Luke Arno luke.arno at gmail.com
Thu Oct 6 09:17:08 PDT 2005


On 10/6/05, Danny Ayers <danny.ayers at gmail.com> wrote:
> On 10/5/05, Luke Arno <luke.arno at gmail.com> wrote:
> > This debate has become so religious I figured I might as well go all the way.
> >
> > On 10/5/05, David Janes -- BlogMatrix <davidjanes at blogmatrix.com> wrote:
> > >
> > > The creation of microformats is very much analogous to the creation of
> > > English language dictionaries, where common usage was examined, codified
> > > and standardized. Before dictionaries went into common use, there were
> > > many acceptable ways of spelling the same word; afterwards, writers
> > > looked dictionaries to find the correct way to spell words.
> > >
> > > Microformats are the dictionary of XHTML semantic content.
>
> Nice, very nice.
>
> > It's language. It's evolution not "intelligent design."
>
> Hmm, that seems a stretch. The dictionary analogy could perhaps be
> described as natural selection, a filtering of spelling that works for
> people. But is that filtering something from a natural environment
> (such as the Web) or an artificial design thing? Also I don't see much
> mutation (I'm not sure tweaks are enough for the origin of species),
> and the breeding that's taking place does largely seem to be within a
> fairly closed community ;-)
>

I wasn't speaking of evolution within the microformats community. I was
referring to evolution of semantics in markup across the Web.

It is not just a metaphor. Language is literal evolution. Check out chapter
10 of "The Selfish Gene" by Richard Dawkins.

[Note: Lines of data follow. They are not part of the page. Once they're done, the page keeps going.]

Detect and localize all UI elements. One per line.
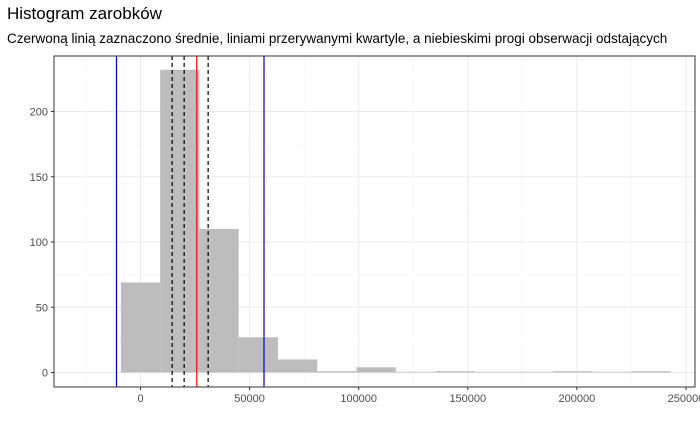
x-tick-label: 50000 xyxy=(234,393,265,405)
y-tick-label: 0 xyxy=(42,368,48,380)
histogram-bar xyxy=(356,367,396,373)
chart-subtitle: Czerwoną linią zaznaczono średnie, linia… xyxy=(7,31,668,46)
histogram-bar xyxy=(238,337,278,373)
histogram-bar xyxy=(160,69,200,373)
histogram-bar xyxy=(513,371,553,373)
y-tick-label: 150 xyxy=(30,172,48,184)
histogram-bar xyxy=(474,371,514,373)
histogram-bar xyxy=(631,371,671,373)
histogram-bar xyxy=(277,359,318,373)
histogram-bar xyxy=(199,228,239,373)
y-tick-label: 100 xyxy=(30,237,48,249)
x-tick-label: 100000 xyxy=(340,393,377,405)
bars-layer xyxy=(120,69,671,373)
panel-frame xyxy=(53,55,696,388)
y-tick-label: 200 xyxy=(30,107,48,119)
histogram-bar xyxy=(435,371,475,373)
x-tick-label: 150000 xyxy=(449,393,486,405)
reference-lines-layer xyxy=(115,56,265,387)
x-tick-label: 250000 xyxy=(668,393,700,405)
x-tick-label: 0 xyxy=(137,393,143,405)
chart-title: Histogram zarobków xyxy=(7,4,162,23)
histogram-bar xyxy=(395,371,436,373)
axis-layer: 0 50 100 150 200 0 50000 100000 150000 200000 2500… xyxy=(30,107,700,406)
histogram-bar xyxy=(317,371,357,373)
histogram-bar xyxy=(592,371,632,373)
y-tick-label: 50 xyxy=(36,302,48,314)
x-tick-label: 200000 xyxy=(559,393,596,405)
histogram-bar xyxy=(552,371,593,373)
panel-border xyxy=(53,55,696,388)
histogram-bar xyxy=(120,282,161,373)
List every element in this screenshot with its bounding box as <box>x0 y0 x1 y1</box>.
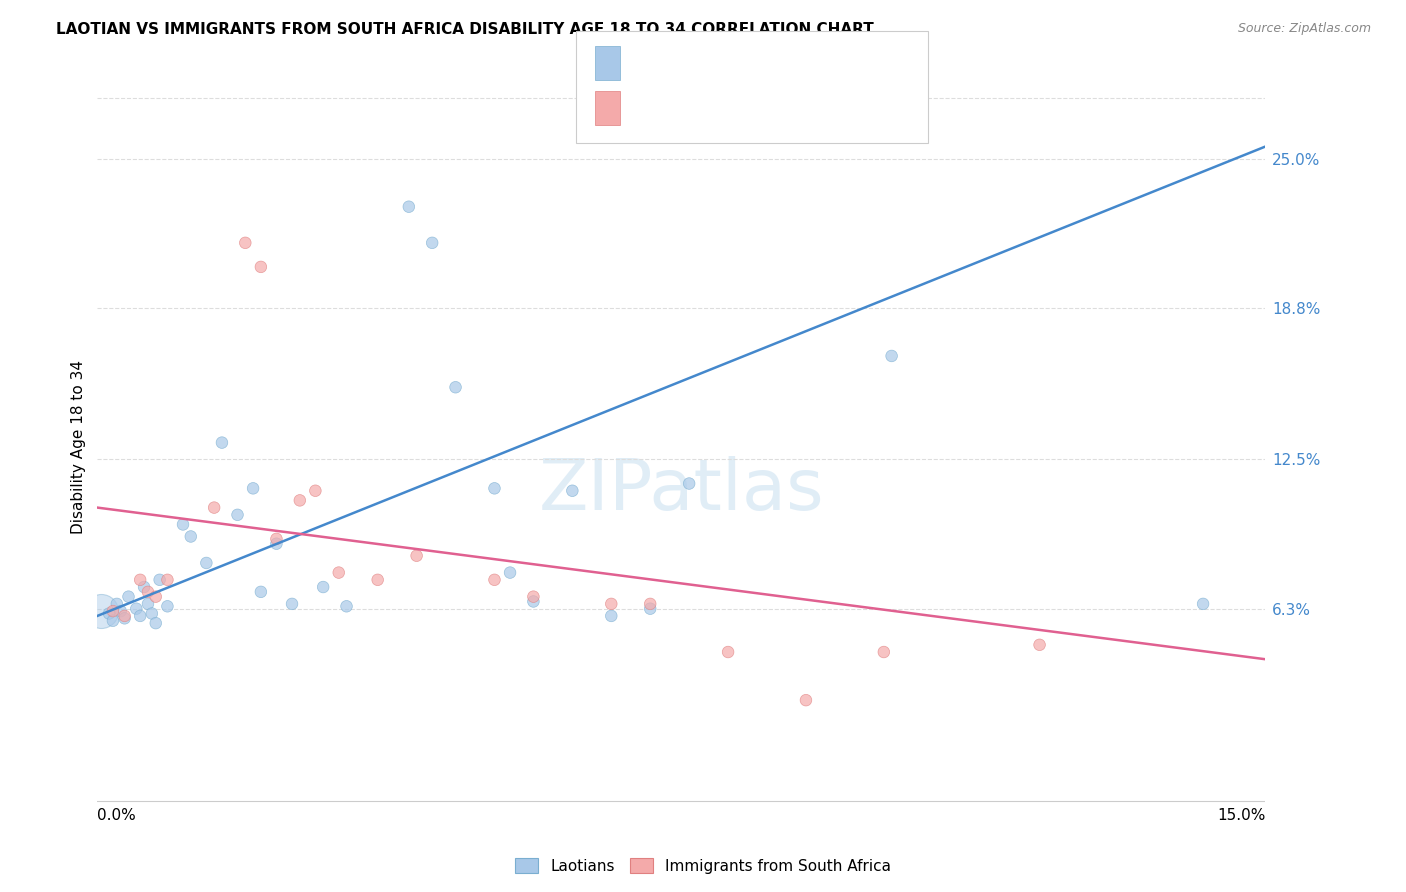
Point <box>125 601 148 615</box>
Point <box>794 693 817 707</box>
Point <box>638 597 661 611</box>
Point <box>304 483 326 498</box>
Point <box>1192 597 1215 611</box>
Point <box>101 604 124 618</box>
Point <box>328 566 350 580</box>
Point <box>129 608 152 623</box>
Point <box>266 537 288 551</box>
Y-axis label: Disability Age 18 to 34: Disability Age 18 to 34 <box>72 360 86 534</box>
Point <box>288 493 311 508</box>
Point <box>105 597 128 611</box>
Point <box>114 608 136 623</box>
Point <box>202 500 225 515</box>
Point <box>522 594 544 608</box>
Point <box>136 585 159 599</box>
Point <box>211 435 233 450</box>
Point <box>873 645 896 659</box>
Text: 0.0%: 0.0% <box>97 808 136 823</box>
Point <box>266 532 288 546</box>
Point <box>195 556 218 570</box>
Point <box>405 549 427 563</box>
Text: LAOTIAN VS IMMIGRANTS FROM SOUTH AFRICA DISABILITY AGE 18 TO 34 CORRELATION CHAR: LAOTIAN VS IMMIGRANTS FROM SOUTH AFRICA … <box>56 22 875 37</box>
Point <box>156 573 179 587</box>
Point <box>312 580 335 594</box>
Point <box>250 260 273 274</box>
Point <box>638 601 661 615</box>
Point <box>398 200 420 214</box>
Point <box>717 645 740 659</box>
Point <box>600 597 623 611</box>
Point <box>90 604 112 618</box>
Point <box>145 616 167 631</box>
Point <box>678 476 700 491</box>
Legend: Laotians, Immigrants from South Africa: Laotians, Immigrants from South Africa <box>509 852 897 880</box>
Point <box>132 580 155 594</box>
Point <box>250 585 273 599</box>
Point <box>136 597 159 611</box>
Point <box>420 235 443 250</box>
Point <box>281 597 304 611</box>
Point <box>156 599 179 614</box>
Point <box>117 590 139 604</box>
Point <box>101 614 124 628</box>
Point <box>880 349 903 363</box>
Point <box>114 611 136 625</box>
Point <box>129 573 152 587</box>
Point <box>172 517 194 532</box>
Point <box>484 481 506 495</box>
Point <box>242 481 264 495</box>
Point <box>367 573 389 587</box>
Text: R =  0.536    N = 37: R = 0.536 N = 37 <box>628 55 796 73</box>
Point <box>145 590 167 604</box>
Point <box>522 590 544 604</box>
Point <box>1028 638 1050 652</box>
Text: ZIPatlas: ZIPatlas <box>538 456 824 525</box>
Point <box>110 604 132 618</box>
Text: 15.0%: 15.0% <box>1218 808 1265 823</box>
Point <box>233 235 256 250</box>
Text: Source: ZipAtlas.com: Source: ZipAtlas.com <box>1237 22 1371 36</box>
Point <box>149 573 172 587</box>
Point <box>226 508 249 522</box>
Point <box>335 599 357 614</box>
Point <box>499 566 522 580</box>
Point <box>600 608 623 623</box>
Point <box>561 483 583 498</box>
Point <box>98 607 121 621</box>
Text: R = -0.205   N = 23: R = -0.205 N = 23 <box>628 100 792 118</box>
Point <box>444 380 467 394</box>
Point <box>180 529 202 543</box>
Point <box>484 573 506 587</box>
Point <box>141 607 163 621</box>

> In the context of software some intelligent design is needed to get
> things started. I guess my concerns from the "Educationg Others"
> thread could maybe be summarised as the microformats development
> process being weighted towards Selection rather than Intelligent
> Reaction (to borrow Adam Bosworth's phrase) to issues raised.
>

I don't even like the phrase "microformats development" for what is
happening here. That is why I object to requiring an overarching problem
statement for microformats. It is not a development effort at its core.

Individual microformats have problem statements but observe step 2
in the microformats process.

http://microformats.org/wiki/process

I do agree with you that a little intelligence and fore site is in
order as well.
Dawkins writes at the end of the chapter sited above:

"We alone on earth can rebel against the tyranny of our selfish replicators."